Mayrhuber criticized the method of measuring the danger posed by the volcanic ash, as have IATA's Bisignani and other airline executives. The Lufthansa chief suggested that at least some of the chaos could have been avoided if national air control agencies had made finer distinctions from the beginning about danger zones and other corridors where there was no danger.

Evans, the Eurocontrol spokeswoman, said the Volcanic Ash Advisory Center at the Met Office, Britain's national weather service, supplied data on the ash cloud to Eurocontrol, which in turn passed it on to aviation authorities in individual European countries. The decisions to close or open air space as a result of the data were made on the national level, she added.

Mayrhuber's comments were the latest in a rash of criticism from industry executives complaining that their national authorities overreacted to the ash clouds and failed to coordinate with other European governments in seeking a way to get planes moving again, despite urging from the industry.

"On behalf of the tens of thousands of customers stranded around the globe, we are delighted the authorities have paid heed to the arguments we and the industry have put forward," Willie Walsh, the head of British Airways, said Wednesday in a backhanded criticism that reflected the industry's irritation.

Michael O'Leary, chief executive of the cut-rate Irish line Ryanair, said it made sense to ground flights for the first day or two, when it was unclear how much danger the spewing volcano in Iceland would create. But, in comments to the Associated Press, he said European governments were slow to take stock of the situation over the weekend and kept airplanes out of the air far longer than necessary.

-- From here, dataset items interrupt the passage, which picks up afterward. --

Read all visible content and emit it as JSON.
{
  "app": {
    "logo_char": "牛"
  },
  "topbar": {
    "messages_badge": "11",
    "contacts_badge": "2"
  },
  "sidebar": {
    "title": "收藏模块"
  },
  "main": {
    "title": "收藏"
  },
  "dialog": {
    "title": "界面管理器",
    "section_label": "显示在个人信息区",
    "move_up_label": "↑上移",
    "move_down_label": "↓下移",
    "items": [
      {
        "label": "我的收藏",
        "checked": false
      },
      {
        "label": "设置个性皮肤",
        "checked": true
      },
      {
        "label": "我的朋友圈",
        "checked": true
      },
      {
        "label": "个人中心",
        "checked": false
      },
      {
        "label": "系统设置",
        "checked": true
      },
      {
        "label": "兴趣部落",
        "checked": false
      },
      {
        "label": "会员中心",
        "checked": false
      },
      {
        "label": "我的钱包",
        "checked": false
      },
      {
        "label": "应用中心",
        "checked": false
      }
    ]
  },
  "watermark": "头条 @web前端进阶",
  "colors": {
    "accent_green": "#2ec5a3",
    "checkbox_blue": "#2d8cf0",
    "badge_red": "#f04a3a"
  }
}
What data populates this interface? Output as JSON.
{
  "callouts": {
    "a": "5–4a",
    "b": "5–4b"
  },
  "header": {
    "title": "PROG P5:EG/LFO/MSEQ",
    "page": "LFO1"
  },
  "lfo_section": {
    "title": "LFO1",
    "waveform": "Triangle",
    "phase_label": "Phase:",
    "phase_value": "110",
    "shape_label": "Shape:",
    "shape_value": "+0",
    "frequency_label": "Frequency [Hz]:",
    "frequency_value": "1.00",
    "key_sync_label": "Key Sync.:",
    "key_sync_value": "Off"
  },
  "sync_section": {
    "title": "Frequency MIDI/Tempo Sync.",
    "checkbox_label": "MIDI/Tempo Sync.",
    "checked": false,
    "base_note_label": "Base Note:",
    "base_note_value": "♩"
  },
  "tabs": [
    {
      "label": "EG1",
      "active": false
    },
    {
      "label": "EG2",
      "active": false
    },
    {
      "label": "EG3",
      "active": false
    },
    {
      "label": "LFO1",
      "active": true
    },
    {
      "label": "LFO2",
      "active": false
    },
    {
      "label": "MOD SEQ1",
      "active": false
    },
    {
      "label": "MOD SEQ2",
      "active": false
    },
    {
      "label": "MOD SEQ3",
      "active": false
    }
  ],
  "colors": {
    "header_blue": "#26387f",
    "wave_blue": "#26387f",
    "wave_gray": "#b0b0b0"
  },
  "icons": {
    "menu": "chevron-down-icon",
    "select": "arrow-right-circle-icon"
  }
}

The British government, facing an election next month, has come under fire for maintaining the ban beyond what Walsh and other airline industry executives thought necessary. But it insisted the decision to lift the no-fly order was based only on a judgment that the danger had passed and had nothing to do with political or industry pressure.

"At every stage, decisions were based on the decisions of safety regulators," said British Transport Secretary Andrew Adonis in a television interview. "They have not been based on pressure from airlines, and that is what the public would expect."

Special correspondent Adam reported from London.